Conference: African-Asian Encounters III: Afrasian Transformations: Beyond Grand Narratives?

28. September 2016 to 30. September 2016
Goethe University Frankfurt
Across various disciplines, our understanding of African-Asian interactions and their transformative potential has been significantly shaped by grand narratives and theoretical frameworks. The Global South, postcolonialism, the Indian Ocean World or China’s Scramble for Africa are routinely invoked to understand African-Asian encounters, as are different notions of development, area studies or transregionalism. These epistemological lenses have informed our perspectives and generated important insights, but they have also created significant blind spots. For instance, restricting the focus of attention to Chinese agency shifts attention away from other Asian (and African) actors.
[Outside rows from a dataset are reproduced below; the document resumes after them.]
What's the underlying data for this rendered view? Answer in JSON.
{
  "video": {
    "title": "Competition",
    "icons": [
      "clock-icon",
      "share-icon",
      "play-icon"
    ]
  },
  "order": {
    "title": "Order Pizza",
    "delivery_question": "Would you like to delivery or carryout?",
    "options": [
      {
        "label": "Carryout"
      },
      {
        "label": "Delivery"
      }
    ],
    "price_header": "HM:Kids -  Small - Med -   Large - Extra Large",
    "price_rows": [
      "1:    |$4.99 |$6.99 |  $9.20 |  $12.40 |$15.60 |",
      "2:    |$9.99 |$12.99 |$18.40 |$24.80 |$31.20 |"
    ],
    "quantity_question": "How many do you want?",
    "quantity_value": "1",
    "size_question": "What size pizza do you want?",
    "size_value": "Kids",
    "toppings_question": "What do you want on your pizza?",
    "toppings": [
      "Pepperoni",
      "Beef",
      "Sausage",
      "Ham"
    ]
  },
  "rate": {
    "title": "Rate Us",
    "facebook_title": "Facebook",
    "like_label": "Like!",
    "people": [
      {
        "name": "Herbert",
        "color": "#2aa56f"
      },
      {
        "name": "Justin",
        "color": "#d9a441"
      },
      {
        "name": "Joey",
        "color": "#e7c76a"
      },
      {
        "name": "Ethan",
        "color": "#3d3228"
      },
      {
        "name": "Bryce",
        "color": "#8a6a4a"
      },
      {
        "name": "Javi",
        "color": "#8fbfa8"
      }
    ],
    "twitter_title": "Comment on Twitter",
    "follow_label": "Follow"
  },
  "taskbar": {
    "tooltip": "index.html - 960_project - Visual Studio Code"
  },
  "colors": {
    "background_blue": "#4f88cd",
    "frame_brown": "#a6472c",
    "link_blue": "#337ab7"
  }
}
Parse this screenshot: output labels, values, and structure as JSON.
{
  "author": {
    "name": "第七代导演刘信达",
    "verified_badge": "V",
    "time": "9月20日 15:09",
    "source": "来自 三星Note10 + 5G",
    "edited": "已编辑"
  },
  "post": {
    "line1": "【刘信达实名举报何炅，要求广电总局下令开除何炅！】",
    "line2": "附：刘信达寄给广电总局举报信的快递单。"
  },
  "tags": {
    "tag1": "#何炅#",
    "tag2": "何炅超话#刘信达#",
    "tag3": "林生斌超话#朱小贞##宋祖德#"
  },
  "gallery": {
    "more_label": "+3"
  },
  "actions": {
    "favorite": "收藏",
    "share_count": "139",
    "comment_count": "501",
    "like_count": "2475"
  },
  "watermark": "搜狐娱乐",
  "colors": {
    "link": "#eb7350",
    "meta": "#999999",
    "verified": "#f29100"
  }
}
Many scholars working on the Indian Ocean emphasize connectivity but pay little attention to conflict and boundary making. Concepts such as the Global South or postcolonialism highlight a common past of oppression and resistance, but it is by no means certain whether that past can serve as secure orientation for the present and the future. The intricate small and large Afrasian stories of transformation that we encounter in our research often seem to strain against the limits imposed by the grand narratives we habitually come across in our fields of expertise. Coming to terms with Afrasian transformations in the social world may indeed involve a challenge to revise the theoretical frameworks that inform our own work.